Not only is the money for the event donated, but the officers who participate also donate their time.
Moore said, “That really speaks to the law enforcement in this county, they are very carrying. They are donating their time — especially this time of the year, because they have families as well, and they’re taking time away from their families to volunteer. Everybody is really passionate about it and love to do it. They get really excited.”
Eaton Police Department Sergeant Sean Mackey believes it is important for law enforcement to give back to the community and show youth that they’re here to support them in positive ways.
“I find it genuinely enjoyable to see how happy it makes the kids and parents. You see a real emotion come out when they get to have a Christmas. We have the ability and responsibility [to give back]. I think some of these kids know us in a way that is not very favorable to them. This gives us an opportunity to show them there is more to law enforcement and the police and let’s us fulfill that responsibility in a very positive way,” he said.
“This is an opportunity for us to make a difference these kids will remember for a lifetime. A lot of people might only have one or two interactions with law enforcement their entire lives.

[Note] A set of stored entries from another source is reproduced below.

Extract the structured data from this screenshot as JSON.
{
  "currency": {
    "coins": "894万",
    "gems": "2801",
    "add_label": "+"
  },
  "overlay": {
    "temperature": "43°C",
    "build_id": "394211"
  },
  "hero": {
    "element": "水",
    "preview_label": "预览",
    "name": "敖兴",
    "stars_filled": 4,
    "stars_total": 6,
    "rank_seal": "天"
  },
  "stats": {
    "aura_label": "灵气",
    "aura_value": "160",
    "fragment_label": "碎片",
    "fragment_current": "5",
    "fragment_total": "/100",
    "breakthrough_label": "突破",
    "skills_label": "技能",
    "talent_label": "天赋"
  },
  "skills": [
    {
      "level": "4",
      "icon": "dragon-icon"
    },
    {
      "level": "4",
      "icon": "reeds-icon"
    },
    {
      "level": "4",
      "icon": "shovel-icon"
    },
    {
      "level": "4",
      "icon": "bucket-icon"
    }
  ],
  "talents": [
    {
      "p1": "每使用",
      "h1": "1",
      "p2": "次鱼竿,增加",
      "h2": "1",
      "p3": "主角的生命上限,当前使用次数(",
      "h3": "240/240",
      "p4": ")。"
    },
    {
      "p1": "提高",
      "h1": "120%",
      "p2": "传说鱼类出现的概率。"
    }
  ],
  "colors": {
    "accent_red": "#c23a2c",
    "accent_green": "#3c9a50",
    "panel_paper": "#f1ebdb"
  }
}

We do this every year – these kids will remember this the rest of their lives. You hear officers talking with middle and high school students who bring up their time when they went with Cops & Kids. It really makes a big difference to them.”
For Preble County Sheriff Office Captain Andrew Blevins, the Cops & Kids event hits close to home. While he was never a part of the program himself, he had a similar upbringing to many of the kids who now benefit from Cops & Kids.

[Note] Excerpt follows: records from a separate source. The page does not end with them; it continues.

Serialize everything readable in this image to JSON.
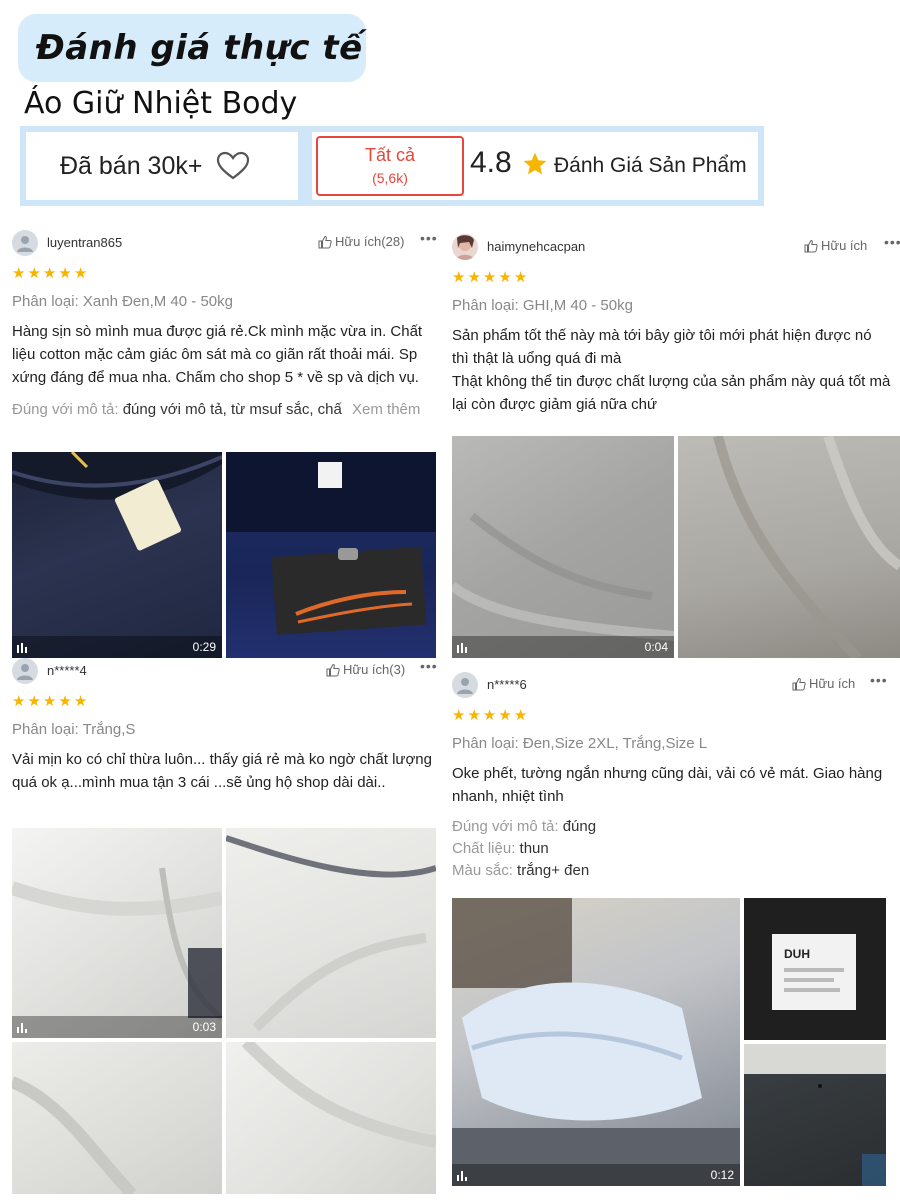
{
  "header": {
    "hero_title": "Đánh giá thực tế",
    "product_title": "Áo Giữ Nhiệt Body"
  },
  "stats": {
    "sold_label": "Đã bán 30k+",
    "filter_label": "Tất cả",
    "filter_count": "(5,6k)",
    "score": "4.8",
    "rating_label": "Đánh Giá Sản Phẩm"
  },
  "colors": {
    "accent_red": "#e8463b",
    "star_yellow": "#f7b500",
    "header_blue": "#d6ecfa",
    "bar_blue": "#cfe5f8"
  },
  "reviews": [
    {
      "username": "luyentran865",
      "helpful": "Hữu ích(28)",
      "more": "•••",
      "stars": 5,
      "variant": "Phân loại: Xanh Đen,M 40 - 50kg",
      "text": "Hàng sịn sò mình mua được giá rẻ.Ck mình mặc vừa in. Chất liệu cotton mặc cảm giác  ôm sát mà co giãn rất thoải mái. Sp xứng đáng để mua nha. Chấm cho shop 5 * về sp và dịch vụ.",
      "detail_key": "Đúng với mô tả:",
      "detail_val": "đúng với mô tả, từ msuf sắc, chấ",
      "see_more": "Xem thêm",
      "video_time": "0:29"
    },
    {
      "username": "haimynehcacpan",
      "helpful": "Hữu ích",
      "more": "•••",
      "stars": 5,
      "variant": "Phân loại: GHI,M 40 - 50kg",
      "text": "Sản phẩm tốt thế này mà tới bây giờ tôi mới phát hiện được nó thì thật là uổng quá đi mà\nThật không thể tin được chất lượng của sản phẩm này quá tốt mà lại còn được giảm giá nữa chứ",
      "video_time": "0:04"
    },
    {
      "username": "n*****4",
      "helpful": "Hữu ích(3)",
      "more": "•••",
      "stars": 5,
      "variant": "Phân loại: Trắng,S",
      "text": "Vải mịn ko có chỉ thừa luôn... thấy giá rẻ mà ko ngờ chất lượng quá ok ạ...mình mua tận 3 cái ...sẽ ủng hộ shop dài dài..",
      "video_time": "0:03"
    },
    {
      "username": "n*****6",
      "helpful": "Hữu ích",
      "more": "•••",
      "stars": 5,
      "variant": "Phân loại: Đen,Size 2XL, Trắng,Size L",
      "text": "Oke phết, tường ngắn nhưng cũng dài, vải có vẻ mát. Giao hàng nhanh, nhiệt tình",
      "details": [
        {
          "k": "Đúng với mô tả:",
          "v": "đúng"
        },
        {
          "k": "Chất liệu:",
          "v": "thun"
        },
        {
          "k": "Màu sắc:",
          "v": "trắng+ đen"
        }
      ],
      "video_time": "0:12",
      "label_code": "DUH"
    }
  ],
  "icons": {
    "heart": "heart-icon",
    "star": "star-icon",
    "thumb": "thumbs-up-icon",
    "avatar": "user-avatar-icon",
    "video": "video-play-icon"
  }
}
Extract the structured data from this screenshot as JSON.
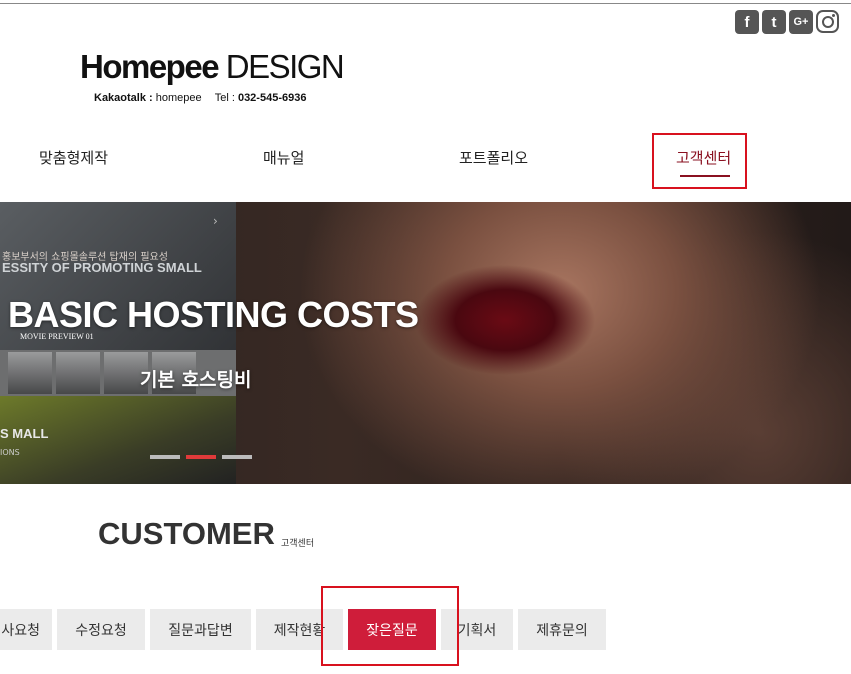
{
  "social": [
    {
      "icon": "facebook-icon",
      "glyph": "f"
    },
    {
      "icon": "twitter-icon",
      "glyph": "t"
    },
    {
      "icon": "google-plus-icon",
      "glyph": "G+"
    },
    {
      "icon": "instagram-icon",
      "glyph": ""
    }
  ],
  "logo": {
    "brand_bold": "Homepee",
    "brand_light": " DESIGN",
    "kakao_label": "Kakaotalk :",
    "kakao_id": " homepee",
    "tel_label": "Tel :",
    "tel_number": " 032-545-6936"
  },
  "nav": {
    "items": [
      "맞춤형제작",
      "매뉴얼",
      "포트폴리오",
      "고객센터"
    ],
    "active": "고객센터"
  },
  "banner": {
    "thumb_text_1": "홍보부서의 쇼핑몰솔루션 탑재의 필요성",
    "thumb_text_2": "ESSITY OF PROMOTING SMALL",
    "thumb_text_3": "MOVIE PREVIEW 01",
    "thumb_text_4": "S MALL",
    "thumb_text_5": "IONS",
    "title": "BASIC HOSTING COSTS",
    "subtitle": "기본 호스팅비",
    "active_slide": 2,
    "slide_count": 3
  },
  "section": {
    "title": "CUSTOMER",
    "subtitle": "고객센터"
  },
  "tabs": {
    "items": [
      "사요청",
      "수정요청",
      "질문과답변",
      "제작현황",
      "잦은질문",
      "기획서",
      "제휴문의"
    ],
    "active": "잦은질문"
  },
  "colors": {
    "accent": "#cf1d3a",
    "nav_active": "#8a1020",
    "highlight": "#d8111e"
  }
}
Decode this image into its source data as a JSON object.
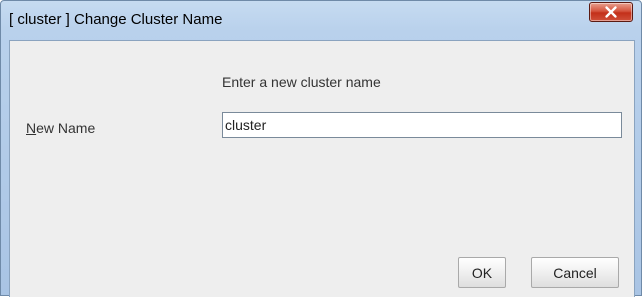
{
  "window": {
    "title": "[ cluster ] Change Cluster Name",
    "close_icon": "close-x-icon"
  },
  "form": {
    "prompt": "Enter a new cluster name",
    "label_mnemonic": "N",
    "label_rest": "ew Name",
    "name_value": "cluster"
  },
  "buttons": {
    "ok_label": "OK",
    "cancel_label": "Cancel"
  },
  "colors": {
    "titlebar": "#b9d1ec",
    "close_button": "#c3301a",
    "dialog_background": "#eeeeee"
  }
}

“One big thing for me is, I never did this as a kid, but I was one of the kids who usually had little or nothing for Christmas. I think it is a great opportunity and experience for me to help provide kids — who were in the same position I was — some type of Christmas and joy around the holidays,” he said.
“Some of the kids that are here, we might only have interaction with them when we’re doing something negative to their family. This is a good opportunity to give back to them and give the positive side of what policing is — we are here, we’re caring, we’re friendly, and we’re here to help.
“I really believe this event as a whole helps us connect with them, on a level where they may be comfortable coming to us in the future. It gives them an outlook that we are approachable and they can come to us with anything.”
Donations for Cops & Kids are accepted year round. Donations for next year’s event can be made to Cops & Kids, P.O. Box 602, Eaton, OH 45320. According to Moore, 100 percent of the donations goes toward the event and helps the FOP serve more children moving forward.